Excellences, Distingués Invités ;

Les droits de l’homme sont universels et interdépendants. Ainsi, la recherche de développement infrastructurel d’un pays  doit tenir compte et respecte d’autres droits de l’homme protégés. Oui, il est vrai que les Etats parties ont besoin de terres pour se lancer dans le développement infrastructures et, dans la plupart des cas, que ces terres sont inoccupées ou appartiennent à un groupe ou à une communauté dépendant d’eux pour leur subsistance et leur survie. Leur suppression par la force ou à bref préavis sans consultation appropriée, indemnisation adéquate ou offre d’une source de logement ou de moyens de subsistance de substitution constitue donc une violation des Articles 14, 16 et 18 de la Charte africaine. Les Etats parties doivent, en conséquence, prendre des mesures concrètes de protection contre des actions telles que les expulsions forcées et mettre en place des lois et des mécanismes appropriés capables de coordonner efficacement la mise en œuvre de l’agenda de développement national du pays dans la ligne de la Charte africaine.

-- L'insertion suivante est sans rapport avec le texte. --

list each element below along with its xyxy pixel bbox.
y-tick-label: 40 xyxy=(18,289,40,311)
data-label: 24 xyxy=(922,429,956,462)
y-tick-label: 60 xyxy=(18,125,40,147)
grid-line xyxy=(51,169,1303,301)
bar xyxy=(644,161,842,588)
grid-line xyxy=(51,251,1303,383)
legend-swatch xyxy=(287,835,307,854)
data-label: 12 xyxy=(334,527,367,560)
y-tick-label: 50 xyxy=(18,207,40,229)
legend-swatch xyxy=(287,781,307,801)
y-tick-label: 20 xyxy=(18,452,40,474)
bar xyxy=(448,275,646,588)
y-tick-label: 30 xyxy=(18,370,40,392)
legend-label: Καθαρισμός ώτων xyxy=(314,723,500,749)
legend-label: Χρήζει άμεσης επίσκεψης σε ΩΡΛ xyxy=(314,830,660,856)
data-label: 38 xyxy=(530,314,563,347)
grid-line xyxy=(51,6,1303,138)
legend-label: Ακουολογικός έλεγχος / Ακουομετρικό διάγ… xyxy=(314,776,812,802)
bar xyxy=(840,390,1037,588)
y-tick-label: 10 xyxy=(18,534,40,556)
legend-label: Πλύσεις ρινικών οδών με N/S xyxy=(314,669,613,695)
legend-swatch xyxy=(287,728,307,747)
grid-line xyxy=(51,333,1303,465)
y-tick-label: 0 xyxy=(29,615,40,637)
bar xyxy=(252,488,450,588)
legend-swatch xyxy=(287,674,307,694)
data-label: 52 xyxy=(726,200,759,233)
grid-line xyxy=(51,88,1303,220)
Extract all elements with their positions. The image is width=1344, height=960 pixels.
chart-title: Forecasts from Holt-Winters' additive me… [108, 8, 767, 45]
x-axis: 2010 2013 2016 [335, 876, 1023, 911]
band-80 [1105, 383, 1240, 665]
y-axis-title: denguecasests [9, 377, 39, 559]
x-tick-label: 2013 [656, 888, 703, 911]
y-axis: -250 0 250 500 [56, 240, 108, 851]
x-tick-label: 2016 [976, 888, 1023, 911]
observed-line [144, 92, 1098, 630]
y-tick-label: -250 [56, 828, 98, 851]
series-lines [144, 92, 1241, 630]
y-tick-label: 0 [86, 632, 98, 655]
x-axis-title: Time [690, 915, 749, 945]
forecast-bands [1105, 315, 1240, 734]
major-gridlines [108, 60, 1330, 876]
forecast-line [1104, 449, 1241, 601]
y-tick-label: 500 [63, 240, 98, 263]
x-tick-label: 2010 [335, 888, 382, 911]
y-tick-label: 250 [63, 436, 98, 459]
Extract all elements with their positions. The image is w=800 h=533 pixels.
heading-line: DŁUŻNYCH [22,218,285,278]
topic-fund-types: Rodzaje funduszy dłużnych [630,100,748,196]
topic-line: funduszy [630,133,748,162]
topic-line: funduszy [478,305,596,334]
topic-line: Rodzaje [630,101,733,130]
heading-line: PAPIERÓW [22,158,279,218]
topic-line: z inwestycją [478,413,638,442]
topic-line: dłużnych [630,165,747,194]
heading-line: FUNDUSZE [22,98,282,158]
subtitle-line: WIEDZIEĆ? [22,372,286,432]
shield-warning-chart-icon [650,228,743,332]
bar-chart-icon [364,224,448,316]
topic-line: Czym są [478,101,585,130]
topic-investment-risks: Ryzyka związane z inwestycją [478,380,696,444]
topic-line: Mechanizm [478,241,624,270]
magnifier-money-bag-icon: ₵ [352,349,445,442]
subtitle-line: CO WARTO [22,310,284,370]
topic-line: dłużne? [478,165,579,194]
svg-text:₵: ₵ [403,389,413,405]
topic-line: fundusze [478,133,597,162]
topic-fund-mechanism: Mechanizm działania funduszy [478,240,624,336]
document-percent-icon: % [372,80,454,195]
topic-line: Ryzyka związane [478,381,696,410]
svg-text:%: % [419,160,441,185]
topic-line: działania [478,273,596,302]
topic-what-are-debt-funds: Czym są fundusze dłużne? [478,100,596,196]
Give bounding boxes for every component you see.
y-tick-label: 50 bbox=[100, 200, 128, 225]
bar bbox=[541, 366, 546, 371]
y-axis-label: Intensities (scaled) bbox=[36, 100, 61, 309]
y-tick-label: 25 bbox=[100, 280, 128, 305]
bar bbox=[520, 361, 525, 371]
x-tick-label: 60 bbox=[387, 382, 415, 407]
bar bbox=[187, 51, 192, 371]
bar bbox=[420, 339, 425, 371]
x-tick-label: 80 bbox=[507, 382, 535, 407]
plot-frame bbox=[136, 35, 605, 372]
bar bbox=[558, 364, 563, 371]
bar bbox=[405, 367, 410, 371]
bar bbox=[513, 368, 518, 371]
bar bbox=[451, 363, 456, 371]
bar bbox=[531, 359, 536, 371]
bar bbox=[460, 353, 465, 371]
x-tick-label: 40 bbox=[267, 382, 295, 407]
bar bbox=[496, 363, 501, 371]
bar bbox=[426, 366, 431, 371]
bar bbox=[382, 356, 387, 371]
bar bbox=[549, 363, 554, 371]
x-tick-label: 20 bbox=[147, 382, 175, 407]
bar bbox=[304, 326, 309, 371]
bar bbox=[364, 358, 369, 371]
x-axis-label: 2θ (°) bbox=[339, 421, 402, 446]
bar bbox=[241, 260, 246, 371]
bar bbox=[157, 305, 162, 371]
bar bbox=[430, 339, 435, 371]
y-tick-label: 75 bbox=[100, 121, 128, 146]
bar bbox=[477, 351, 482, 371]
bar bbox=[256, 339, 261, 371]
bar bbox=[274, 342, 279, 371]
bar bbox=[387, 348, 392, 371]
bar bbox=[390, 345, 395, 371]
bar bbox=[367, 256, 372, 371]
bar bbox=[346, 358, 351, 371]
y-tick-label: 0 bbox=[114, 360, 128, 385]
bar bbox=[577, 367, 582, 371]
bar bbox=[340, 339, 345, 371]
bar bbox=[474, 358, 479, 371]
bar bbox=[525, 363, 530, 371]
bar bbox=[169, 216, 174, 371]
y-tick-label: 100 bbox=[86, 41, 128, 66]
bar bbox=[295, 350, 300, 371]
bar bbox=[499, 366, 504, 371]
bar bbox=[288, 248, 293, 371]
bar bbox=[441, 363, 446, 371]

Excellences, Distingués Invités ;

La contribution des défenseurs des droits de l’homme y compris les femmes défenseurs aux travaux de la Commission Africaine est  pour nous d’une importance capitale. C’est pour cette raison que la Commission a adopté en 2011 la Résolution ACHPR 196 condamnant toute forme de représailles contre les personnes qui collaborent avec le système africain des droits de l’homme.

Les représailles contre les défenseurs des droits de l'homme sont contraires aux idéaux et principes fondamentaux de l'Union africaine. Permettez-moi de rappeler que l'initiative ayant marqué le passage de l'Organisation de l'Unité africaine à l'Union africaine avait été essentiellement motivée par la nécessité de faire de telle sorte que l'organisation continentale ne soit plus un forum des Chefs d'Etat mais une Union des populations du Continent. C'est pourquoi l'Acte constitutif charge tout particulièrement l'Union de collaborer avec la société civile et appelle les Etats membres de l'Union à travailler en partenariat avec tous les segments de la société civile afin de renforcer la solidarité et la cohésion des populations de nos différents pays.

C'est ainsi que l'Acte constitutif désigne le Conseil économique, culturel et social (ECOSOCC), constitué par la société civile et les ONG, comme un organe de l'Union africaine. De même, les Principes de Paris, qui régissent la mise en place et le fonctionnement des Institutions nationales des droits de l'homme (INDH) préconise aussi la promotion des relations de partenariat et de la coopération entre la société civile et les Gouvernements.

J’invite à cette effet, les Etats parties à mettre en œuvre la Résolution de la commission ACHPR 196 en s’ abstenant de toute forme d’ intimidation et de représailles à l’ encontre de toute personne qui collabore avec la Commission et participe à ses sessions.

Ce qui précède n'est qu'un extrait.